I would probably do nothing, let them stew when / if they realise but take the criticism (no matter now harsh it was) and learn from it.

There's nothing to be gained from calling out the managers, what do you think they've done wrong? And it sounds as though it was sent to you by your colleague as a genuine mistake

Canada425 · 17/06/2020 20:37

Hey ladies,

I hope you, your LO and loved ones are all keeping well...
My family and I moved to Putney a few month ago and we are currently looking for an outstanding nursery for our daughter who is 3 years old. Would love some recommendations!!!

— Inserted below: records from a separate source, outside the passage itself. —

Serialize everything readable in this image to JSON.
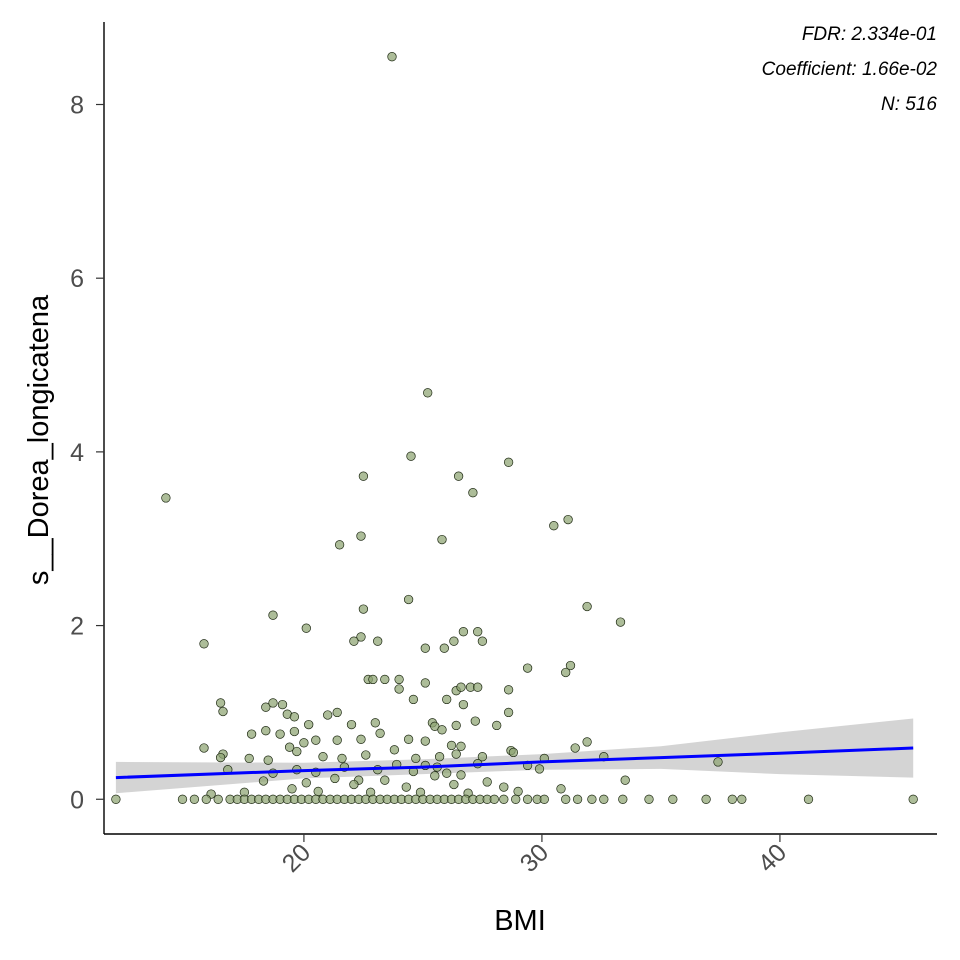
{
  "chart_data": {
    "type": "scatter",
    "title": "",
    "xlabel": "BMI",
    "ylabel": "s__Dorea_longicatena",
    "xlim": [
      11.6,
      46.6
    ],
    "ylim": [
      -0.4,
      8.95
    ],
    "x_ticks": [
      20,
      30,
      40
    ],
    "y_ticks": [
      0,
      2,
      4,
      6,
      8
    ],
    "grid": false,
    "annotations": [
      "FDR: 2.334e-01",
      "Coefficient: 1.66e-02",
      "N: 516"
    ],
    "colors": {
      "points": "#8da472",
      "point_outline": "#1f2a14",
      "fit_line": "#0000ff",
      "ci_band": "#c9c9c9"
    },
    "regression": {
      "x": [
        12.1,
        20,
        25,
        30,
        35,
        40,
        45.6
      ],
      "fit": [
        0.25,
        0.33,
        0.37,
        0.43,
        0.48,
        0.53,
        0.59
      ],
      "ci_low": [
        0.07,
        0.24,
        0.29,
        0.34,
        0.35,
        0.29,
        0.25
      ],
      "ci_high": [
        0.43,
        0.42,
        0.46,
        0.52,
        0.61,
        0.77,
        0.93
      ]
    },
    "points": [
      [
        23.7,
        8.55
      ],
      [
        25.2,
        4.68
      ],
      [
        24.5,
        3.95
      ],
      [
        26.5,
        3.72
      ],
      [
        22.5,
        3.72
      ],
      [
        28.6,
        3.88
      ],
      [
        14.2,
        3.47
      ],
      [
        27.1,
        3.53
      ],
      [
        31.1,
        3.22
      ],
      [
        30.5,
        3.15
      ],
      [
        22.4,
        3.03
      ],
      [
        25.8,
        2.99
      ],
      [
        21.5,
        2.93
      ],
      [
        24.4,
        2.3
      ],
      [
        22.5,
        2.19
      ],
      [
        18.7,
        2.12
      ],
      [
        31.9,
        2.22
      ],
      [
        33.3,
        2.04
      ],
      [
        20.1,
        1.97
      ],
      [
        15.8,
        1.79
      ],
      [
        22.4,
        1.87
      ],
      [
        22.1,
        1.82
      ],
      [
        23.1,
        1.82
      ],
      [
        25.1,
        1.74
      ],
      [
        25.9,
        1.74
      ],
      [
        26.3,
        1.82
      ],
      [
        26.7,
        1.93
      ],
      [
        27.3,
        1.93
      ],
      [
        27.5,
        1.82
      ],
      [
        29.4,
        1.51
      ],
      [
        31.2,
        1.54
      ],
      [
        31.0,
        1.46
      ],
      [
        22.7,
        1.38
      ],
      [
        22.9,
        1.38
      ],
      [
        23.4,
        1.38
      ],
      [
        24.0,
        1.38
      ],
      [
        25.1,
        1.34
      ],
      [
        26.4,
        1.25
      ],
      [
        26.6,
        1.29
      ],
      [
        27.0,
        1.29
      ],
      [
        27.3,
        1.29
      ],
      [
        28.6,
        1.26
      ],
      [
        16.5,
        1.11
      ],
      [
        16.6,
        1.01
      ],
      [
        18.4,
        1.06
      ],
      [
        18.7,
        1.11
      ],
      [
        19.1,
        1.09
      ],
      [
        21.4,
        1.0
      ],
      [
        21.0,
        0.97
      ],
      [
        19.3,
        0.98
      ],
      [
        19.6,
        0.95
      ],
      [
        20.2,
        0.86
      ],
      [
        22.0,
        0.86
      ],
      [
        23.0,
        0.88
      ],
      [
        24.0,
        1.27
      ],
      [
        24.6,
        1.15
      ],
      [
        26.0,
        1.15
      ],
      [
        26.7,
        1.09
      ],
      [
        28.6,
        1.0
      ],
      [
        25.4,
        0.88
      ],
      [
        25.5,
        0.84
      ],
      [
        25.8,
        0.8
      ],
      [
        26.4,
        0.85
      ],
      [
        27.2,
        0.9
      ],
      [
        28.1,
        0.85
      ],
      [
        17.8,
        0.75
      ],
      [
        18.4,
        0.79
      ],
      [
        19.0,
        0.75
      ],
      [
        19.6,
        0.78
      ],
      [
        20.0,
        0.65
      ],
      [
        20.5,
        0.68
      ],
      [
        21.4,
        0.68
      ],
      [
        22.4,
        0.69
      ],
      [
        23.2,
        0.76
      ],
      [
        24.4,
        0.69
      ],
      [
        25.1,
        0.67
      ],
      [
        26.2,
        0.62
      ],
      [
        26.6,
        0.61
      ],
      [
        28.7,
        0.56
      ],
      [
        31.9,
        0.66
      ],
      [
        31.4,
        0.59
      ],
      [
        15.8,
        0.59
      ],
      [
        16.6,
        0.52
      ],
      [
        16.5,
        0.48
      ],
      [
        18.5,
        0.45
      ],
      [
        19.4,
        0.6
      ],
      [
        19.7,
        0.55
      ],
      [
        20.8,
        0.49
      ],
      [
        21.6,
        0.47
      ],
      [
        22.6,
        0.51
      ],
      [
        23.8,
        0.57
      ],
      [
        24.7,
        0.47
      ],
      [
        25.7,
        0.49
      ],
      [
        26.4,
        0.52
      ],
      [
        27.5,
        0.49
      ],
      [
        28.8,
        0.54
      ],
      [
        30.1,
        0.47
      ],
      [
        32.6,
        0.49
      ],
      [
        37.4,
        0.43
      ],
      [
        17.7,
        0.47
      ],
      [
        18.7,
        0.3
      ],
      [
        19.7,
        0.34
      ],
      [
        20.5,
        0.31
      ],
      [
        21.7,
        0.37
      ],
      [
        22.3,
        0.22
      ],
      [
        23.1,
        0.34
      ],
      [
        23.9,
        0.4
      ],
      [
        24.6,
        0.32
      ],
      [
        25.1,
        0.39
      ],
      [
        25.6,
        0.37
      ],
      [
        26.0,
        0.3
      ],
      [
        26.6,
        0.28
      ],
      [
        27.3,
        0.41
      ],
      [
        29.4,
        0.39
      ],
      [
        29.9,
        0.35
      ],
      [
        33.5,
        0.22
      ],
      [
        16.8,
        0.34
      ],
      [
        18.3,
        0.21
      ],
      [
        20.1,
        0.19
      ],
      [
        21.3,
        0.24
      ],
      [
        22.1,
        0.17
      ],
      [
        23.4,
        0.22
      ],
      [
        24.3,
        0.14
      ],
      [
        25.5,
        0.27
      ],
      [
        26.3,
        0.17
      ],
      [
        27.7,
        0.2
      ],
      [
        28.4,
        0.14
      ],
      [
        30.8,
        0.12
      ],
      [
        16.1,
        0.06
      ],
      [
        17.5,
        0.08
      ],
      [
        19.5,
        0.12
      ],
      [
        20.6,
        0.09
      ],
      [
        22.8,
        0.08
      ],
      [
        24.9,
        0.08
      ],
      [
        26.9,
        0.07
      ],
      [
        29.0,
        0.09
      ],
      [
        12.1,
        0
      ],
      [
        14.9,
        0
      ],
      [
        15.4,
        0
      ],
      [
        15.9,
        0
      ],
      [
        16.4,
        0
      ],
      [
        16.9,
        0
      ],
      [
        17.2,
        0
      ],
      [
        17.5,
        0
      ],
      [
        17.8,
        0
      ],
      [
        18.1,
        0
      ],
      [
        18.4,
        0
      ],
      [
        18.7,
        0
      ],
      [
        19.0,
        0
      ],
      [
        19.3,
        0
      ],
      [
        19.6,
        0
      ],
      [
        19.9,
        0
      ],
      [
        20.2,
        0
      ],
      [
        20.5,
        0
      ],
      [
        20.8,
        0
      ],
      [
        21.1,
        0
      ],
      [
        21.4,
        0
      ],
      [
        21.7,
        0
      ],
      [
        22.0,
        0
      ],
      [
        22.3,
        0
      ],
      [
        22.6,
        0
      ],
      [
        22.9,
        0
      ],
      [
        23.2,
        0
      ],
      [
        23.5,
        0
      ],
      [
        23.8,
        0
      ],
      [
        24.1,
        0
      ],
      [
        24.4,
        0
      ],
      [
        24.7,
        0
      ],
      [
        25.0,
        0
      ],
      [
        25.3,
        0
      ],
      [
        25.6,
        0
      ],
      [
        25.9,
        0
      ],
      [
        26.2,
        0
      ],
      [
        26.5,
        0
      ],
      [
        26.8,
        0
      ],
      [
        27.1,
        0
      ],
      [
        27.4,
        0
      ],
      [
        27.7,
        0
      ],
      [
        28.0,
        0
      ],
      [
        28.4,
        0
      ],
      [
        28.9,
        0
      ],
      [
        29.4,
        0
      ],
      [
        29.8,
        0
      ],
      [
        30.1,
        0
      ],
      [
        31.0,
        0
      ],
      [
        31.5,
        0
      ],
      [
        32.1,
        0
      ],
      [
        32.6,
        0
      ],
      [
        33.4,
        0
      ],
      [
        34.5,
        0
      ],
      [
        35.5,
        0
      ],
      [
        36.9,
        0
      ],
      [
        38.0,
        0
      ],
      [
        38.4,
        0
      ],
      [
        41.2,
        0
      ],
      [
        45.6,
        0
      ]
    ]
  }
}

Thank you thank you thank you🤗

BitOfFun · 17/06/2020 20:39

Definitely do not mention your feelings. That's the best advice on this thread. Just send your manager a copy and arrange to meet to discuss a way forward for the blog.

BitOfFun · 17/06/2020 20:41

@Canada425, you need to go to this topic and click top left to start your own thread.

Marpan · 17/06/2020 21:09

“Bear in mind”

Sheeshisthatthetime · 17/06/2020 21:19

@JesusInTheCabbageVan

Panic ye not

Thou soundest like a twat, sire.

Fucking hilarious!

Teawaster · 17/06/2020 21:31

Suckingdowndarjeeling, no I wasn't referring to your post, although I agree with what you said about the incompetence of the OP's colleague. It was hopefully a mistake though , unlike what appears to be an intentional , unprofessional sharing of criticism of the OP with one of her peers.

SeasonFinale · 17/06/2020 21:32

I am thinking in the absence of further response from OP that she has in fact reread the criticism and seen it is merely constructive criticism and therefore that is why she will not say what they said (or even the gist). Still wrong that a manager sent it in error to her colleague. Still susoect the colleagues motives in sending to her. Why would it need to be forwarded at all?

StealthMomma · 17/06/2020 21:34

Honestly OP, I am furious for you. If I were you, I'd just say to the manager "I will not be doing the blog anymore, it is not in my job description and since colleagues are unhappy, perhaps they can do it themselves."